WASHINGTON (Reuters) - A military parade requested by U.S. President Donald Trump that had been planned for November in Washington has been postponed until at least next year, the Defense Department said on Thursday.
“We originally targeted November 10, 2018 for this event but have now agreed to explore opportunities in 2019,” Defense Department Spokesman Colonel Rob Manning said in a statement.
A U.S. official, speaking on condition of anonymity, said it was unclear exactly what caused the postponement but the increased cost of the event had caused concern and could be one reason.
The parade to honor U.S. military veterans and commemorate the 100th anniversary of the end of World War One could cost more than $90 million, the U.S. official said, citing provisional planning figures that were nearly three times an earlier White House estimate.

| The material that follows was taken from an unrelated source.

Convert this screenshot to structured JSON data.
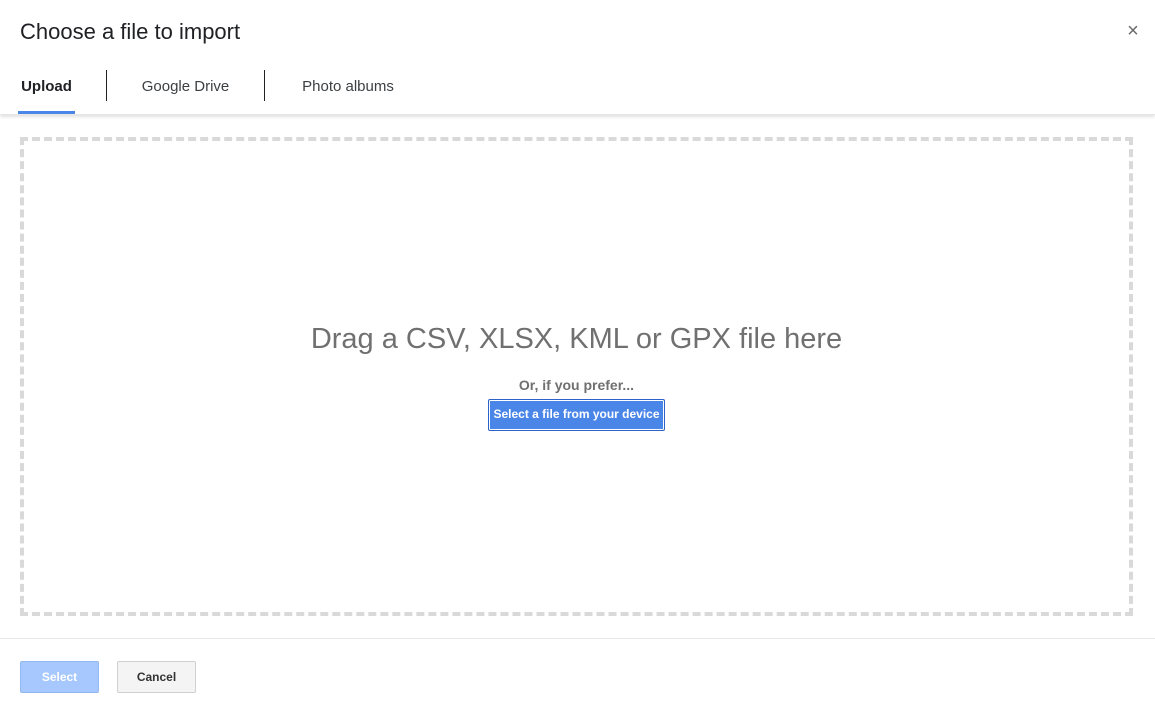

The official said the cost estimate of about $92 million had not yet been approved by Defense Secretary Jim Mattis and could still be changed and more options could be included.
In February, Trump asked the Pentagon to explore a parade in celebration of American troops, after the Republican president marveled at the Bastille Day military parade he attended in Paris last year.
Earlier this year, the White House budget chief said the parade would cost U.S. taxpayers between $10 million and $30 million.
It was not immediately clear why the recent cost estimate was so much higher than the earlier one, and what exactly it included.
A Pentagon memo from March said the Washington parade route would have a “heavy air component at the end of the parade.”
“Include wheeled vehicles only, no tanks - consideration must be given to minimize damage to local infrastructure,” the memo said.
Critics say the government should not spend money on a costly display of troops and weapons when the Pentagon is struggling to cover the expenses of training, support and personnel.
The District of Columbia Council had ridiculed the idea of a parade on Pennsylvania Avenue, the 1.2-mile (1.9-km) stretch between the Capitol and the White House that is also the site of the Trump International Hotel.
Military parades in the United States are generally rare. Such parades in other countries are usually staged to celebrate victories in battle or showcase military might.
In 1991, tanks and thousands of troops paraded through Washington to celebrate the ousting of President Saddam Hussein’s Iraqi forces from Kuwait in the Gulf War.